Problem solved.
Oh, wait. Problem not solved. Today, according to the Associated Press, “government statistics put the number of known addicts in China at 1.2 million, including 700,000 heroin users, more than two-thirds of them under the age of 35.” So, you know, that's worked really well.
Now, the UN is getting ready to meet again to determine drug policy for the next decade. The meeting, coordinated by the Commission on Narcotic Drugs, will be held in Vienna from March 11 to 15. The last high level meeting on drug control? 1998, held under the motto "A Drug-Free World -- We Can Do It!"
Um. No. We can't do it. And, really, why would we want to?
Today, the UN Office on Drugs and Crime claims the drug market has “stabilized”, meaning roughly the same proportion of the world’s adult population still take illegal drugs as they did as a decade ago. That's about 200 million people, or about 5% of the world's adult population. (Accurate stats can be hard to come by.) There's no reason to think that the number is any smaller, or any larger than it's ever been.
Anyway, so what? Addiction itself is not the problem. Millions of people around the world are addicted to cigarettes and coffee, but they don't go on killing sprees to get them. With coke, pot, heroin and opium, it's a different story. The drug cartel war in Mexico killed more than 6,000 people last year and looks like it's getting worse. A turf war between drug gangs in Copenhagen is turning one of Europe’s safest cities into a shooting gallery. It's the same story in Afghanistan, in Columbia. Pretty much anywhere you go in the world, somebody is killing someone over drug money. And, of course, in the United States, where we spend some $40 billion a year trying to eliminate the supply of drugs, we arrest about 1.5 million of our citizens each year without having any real, discernible effect on drug violence. This is what the United Nations calls "stabilized"?
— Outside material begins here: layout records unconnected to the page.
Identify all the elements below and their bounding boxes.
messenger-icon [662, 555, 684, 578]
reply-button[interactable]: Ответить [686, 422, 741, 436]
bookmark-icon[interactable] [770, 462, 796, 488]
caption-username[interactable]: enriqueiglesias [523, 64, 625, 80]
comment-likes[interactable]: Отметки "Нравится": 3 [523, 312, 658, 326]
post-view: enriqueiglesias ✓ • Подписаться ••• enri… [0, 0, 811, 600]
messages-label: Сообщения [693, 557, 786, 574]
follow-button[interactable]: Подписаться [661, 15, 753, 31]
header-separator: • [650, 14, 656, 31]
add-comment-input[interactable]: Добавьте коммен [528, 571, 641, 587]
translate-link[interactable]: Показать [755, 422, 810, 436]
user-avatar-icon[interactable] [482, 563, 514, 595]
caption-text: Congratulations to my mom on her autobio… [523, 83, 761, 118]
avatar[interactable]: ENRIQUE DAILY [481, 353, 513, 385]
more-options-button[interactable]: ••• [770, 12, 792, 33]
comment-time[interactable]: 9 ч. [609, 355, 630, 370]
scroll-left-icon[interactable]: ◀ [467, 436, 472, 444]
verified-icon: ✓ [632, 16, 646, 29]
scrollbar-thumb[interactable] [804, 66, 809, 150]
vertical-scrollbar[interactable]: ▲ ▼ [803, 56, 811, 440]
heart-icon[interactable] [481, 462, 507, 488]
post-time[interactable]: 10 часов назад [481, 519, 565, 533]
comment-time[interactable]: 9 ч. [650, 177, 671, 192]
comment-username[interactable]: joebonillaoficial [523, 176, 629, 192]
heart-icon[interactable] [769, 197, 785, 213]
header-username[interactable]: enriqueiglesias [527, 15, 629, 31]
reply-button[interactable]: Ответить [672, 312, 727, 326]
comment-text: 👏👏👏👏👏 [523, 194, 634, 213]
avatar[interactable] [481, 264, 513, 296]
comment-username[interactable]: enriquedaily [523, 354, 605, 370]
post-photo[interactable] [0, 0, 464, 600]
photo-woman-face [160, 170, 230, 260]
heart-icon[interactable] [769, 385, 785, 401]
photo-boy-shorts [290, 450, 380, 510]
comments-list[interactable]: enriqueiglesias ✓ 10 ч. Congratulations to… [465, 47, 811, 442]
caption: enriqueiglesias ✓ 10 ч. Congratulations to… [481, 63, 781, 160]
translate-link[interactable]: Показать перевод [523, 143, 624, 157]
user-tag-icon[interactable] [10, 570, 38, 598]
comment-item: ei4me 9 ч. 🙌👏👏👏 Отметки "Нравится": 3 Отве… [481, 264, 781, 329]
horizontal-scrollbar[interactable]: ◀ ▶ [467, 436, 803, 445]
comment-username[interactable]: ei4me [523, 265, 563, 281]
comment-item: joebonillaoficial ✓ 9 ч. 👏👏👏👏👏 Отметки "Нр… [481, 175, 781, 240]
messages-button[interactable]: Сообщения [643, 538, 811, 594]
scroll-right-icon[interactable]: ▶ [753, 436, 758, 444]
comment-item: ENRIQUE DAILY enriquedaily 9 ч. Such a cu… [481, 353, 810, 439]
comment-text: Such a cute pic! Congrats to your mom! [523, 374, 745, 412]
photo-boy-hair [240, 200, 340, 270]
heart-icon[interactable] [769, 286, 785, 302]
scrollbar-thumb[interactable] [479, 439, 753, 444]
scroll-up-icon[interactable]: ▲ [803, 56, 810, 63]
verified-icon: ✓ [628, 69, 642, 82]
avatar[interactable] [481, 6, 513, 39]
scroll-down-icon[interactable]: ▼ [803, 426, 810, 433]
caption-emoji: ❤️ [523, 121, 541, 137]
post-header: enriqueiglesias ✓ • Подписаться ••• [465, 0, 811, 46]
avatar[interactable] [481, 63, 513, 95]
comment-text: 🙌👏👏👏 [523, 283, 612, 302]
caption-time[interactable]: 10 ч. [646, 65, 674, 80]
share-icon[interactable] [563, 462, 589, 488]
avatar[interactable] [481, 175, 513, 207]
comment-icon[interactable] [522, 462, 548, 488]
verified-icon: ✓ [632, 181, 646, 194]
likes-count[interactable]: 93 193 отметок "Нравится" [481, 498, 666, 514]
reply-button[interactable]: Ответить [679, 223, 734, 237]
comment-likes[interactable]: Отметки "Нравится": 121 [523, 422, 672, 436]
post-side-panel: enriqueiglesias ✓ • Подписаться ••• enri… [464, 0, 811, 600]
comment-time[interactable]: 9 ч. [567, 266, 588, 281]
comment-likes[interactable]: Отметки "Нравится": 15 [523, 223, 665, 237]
It's time to admit that War on Drugs is over. Drugs won.
Look, people who produce and supply drugs just want to make a living. People who use drugs want to ease pain, or just have a good time by altering their mood. Neither of these things are inherently evil. Neither will make otherwise law-abiding citizens turn to violent crime. It's the law (a law that says booze and Oxycontin are okay) that makes supplies scare and so, quite naturally, increases demand.
Legalization is not a perfect solution. With drugs cleaner, cheaper and easier to get, some people will use them more. (Then again, some might use them less because the illicit thrill is gone.) But drug abuse is, really, a mental health issue, not a matter for law enforcement. Anyway, we can't let the quest for a perfect solution get in the way of finding a good one. The drug war is a disaster; a well-meant, but misguided morality play that causes infinitely more problems than it solves. This madness must end. Everyone knows the old saying, "When guns are outlawed only outlaws will have guns"? Well, turn it around. When drugs are not outlawed, outlaws will no longer have drugs."